Again, in the matter of earrings, we quote from the same valuable and trustworthy authority. No adornment of the head claims priority to earrings. They have been fashionable, as Montfaucon justly observes, in all ages and almost all nations. It is evident from Homer that the Grecian women bored their ears for the admission of these ornaments. The poet gives earrings to the goddess Juno, and the words he uses on the occasion are literally these:—"In her well-perforated ears she put the earrings of elaborate workmanship, having three eyes in each"—that is, three pendants or jewels, either made in the form of eyes, or so called from their brightness. The extravagance of the Grecian and Roman ladies in the purchase of these articles of adornment almost exceeds belief. Pliny says, "They seek for pearls at the bottom of the Red Sea, and search the bowels of the earth for emeralds to ornament their ears;" and Seneca tells us that "a single pair of earrings was worth the revenue of a large estate, and that some women would wear at their ears the price of two or three patrimonies." We read that the earrings worn by Cleopatra were valued at £161,458, and that Servilia, the mother of Brutus, was presented with a pair by Julius CÆsar, the value of which was £48,457.

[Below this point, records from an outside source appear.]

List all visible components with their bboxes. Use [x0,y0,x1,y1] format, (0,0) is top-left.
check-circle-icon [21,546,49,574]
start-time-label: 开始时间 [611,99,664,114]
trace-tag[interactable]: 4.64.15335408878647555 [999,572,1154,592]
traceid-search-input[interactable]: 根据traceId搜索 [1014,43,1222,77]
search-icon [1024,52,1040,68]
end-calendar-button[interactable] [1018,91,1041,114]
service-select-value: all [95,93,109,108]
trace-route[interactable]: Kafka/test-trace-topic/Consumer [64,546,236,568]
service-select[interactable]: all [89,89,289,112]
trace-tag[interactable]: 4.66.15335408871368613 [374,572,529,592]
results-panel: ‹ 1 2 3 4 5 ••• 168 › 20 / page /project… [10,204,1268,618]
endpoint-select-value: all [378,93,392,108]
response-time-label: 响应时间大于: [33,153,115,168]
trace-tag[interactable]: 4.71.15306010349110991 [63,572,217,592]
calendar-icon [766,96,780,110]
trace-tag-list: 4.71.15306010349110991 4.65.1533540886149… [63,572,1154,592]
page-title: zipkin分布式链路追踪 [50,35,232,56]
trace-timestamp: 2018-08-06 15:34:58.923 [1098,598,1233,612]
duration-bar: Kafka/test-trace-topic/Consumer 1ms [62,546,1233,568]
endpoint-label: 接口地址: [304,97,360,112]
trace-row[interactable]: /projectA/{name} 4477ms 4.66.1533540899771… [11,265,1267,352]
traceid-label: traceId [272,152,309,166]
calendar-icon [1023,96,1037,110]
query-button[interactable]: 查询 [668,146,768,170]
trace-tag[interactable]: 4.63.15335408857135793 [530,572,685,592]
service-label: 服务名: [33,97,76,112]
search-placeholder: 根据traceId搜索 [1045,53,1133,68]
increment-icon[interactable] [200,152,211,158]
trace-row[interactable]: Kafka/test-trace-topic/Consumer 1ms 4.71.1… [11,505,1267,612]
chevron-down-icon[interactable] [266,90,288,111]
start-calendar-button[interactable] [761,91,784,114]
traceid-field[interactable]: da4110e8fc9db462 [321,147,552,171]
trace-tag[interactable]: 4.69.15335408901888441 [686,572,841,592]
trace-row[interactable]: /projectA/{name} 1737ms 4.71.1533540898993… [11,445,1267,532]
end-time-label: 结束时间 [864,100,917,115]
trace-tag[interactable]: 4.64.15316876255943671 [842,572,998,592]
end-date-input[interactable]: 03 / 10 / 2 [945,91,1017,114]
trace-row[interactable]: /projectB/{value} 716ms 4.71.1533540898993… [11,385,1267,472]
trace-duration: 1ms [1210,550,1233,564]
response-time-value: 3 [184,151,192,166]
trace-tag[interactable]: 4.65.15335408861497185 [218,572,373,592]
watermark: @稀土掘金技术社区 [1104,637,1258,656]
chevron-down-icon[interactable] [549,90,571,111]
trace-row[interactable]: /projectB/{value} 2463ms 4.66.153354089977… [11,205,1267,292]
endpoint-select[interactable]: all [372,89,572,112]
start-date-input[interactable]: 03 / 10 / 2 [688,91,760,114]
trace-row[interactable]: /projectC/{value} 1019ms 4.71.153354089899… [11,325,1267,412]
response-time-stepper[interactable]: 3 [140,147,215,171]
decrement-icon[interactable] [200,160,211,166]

Bracelets are also ornaments of high antiquity, as are rings and brooches of various forms for fastening the dress.

Roman Lady of Rank (Reign of Heliogabalus).

Rich gold chains and jewelled fastenings were in common use during this period. The annexed illustration represents a Roman lady of rank about the reign of Heliogabalus. Little alteration appears to have taken place in the general style of costume for some very considerable period of time, and the patrician ladies concealed beneath their flowing draperies a kind of corset, which they tightened very considerably, for a slight and tapering waist was looked upon as a great beauty in women, and great attention was paid to the formation of the figure, in spite of all that has been written about the purely natural and statuesque forms of the Roman matrons. On the conquest of the Roman Empire by the wild and savage Hunnish tribes, fashion, art, taste, literature, and civilisation were swept ruthlessly away, and a long, weird night of mental darkness may be said to have reigned throughout the land from the tenth to the middle of the fifteenth century, and we see little or nothing of Roman elegance or magnificence of dress to distinguish it above other nations from that period.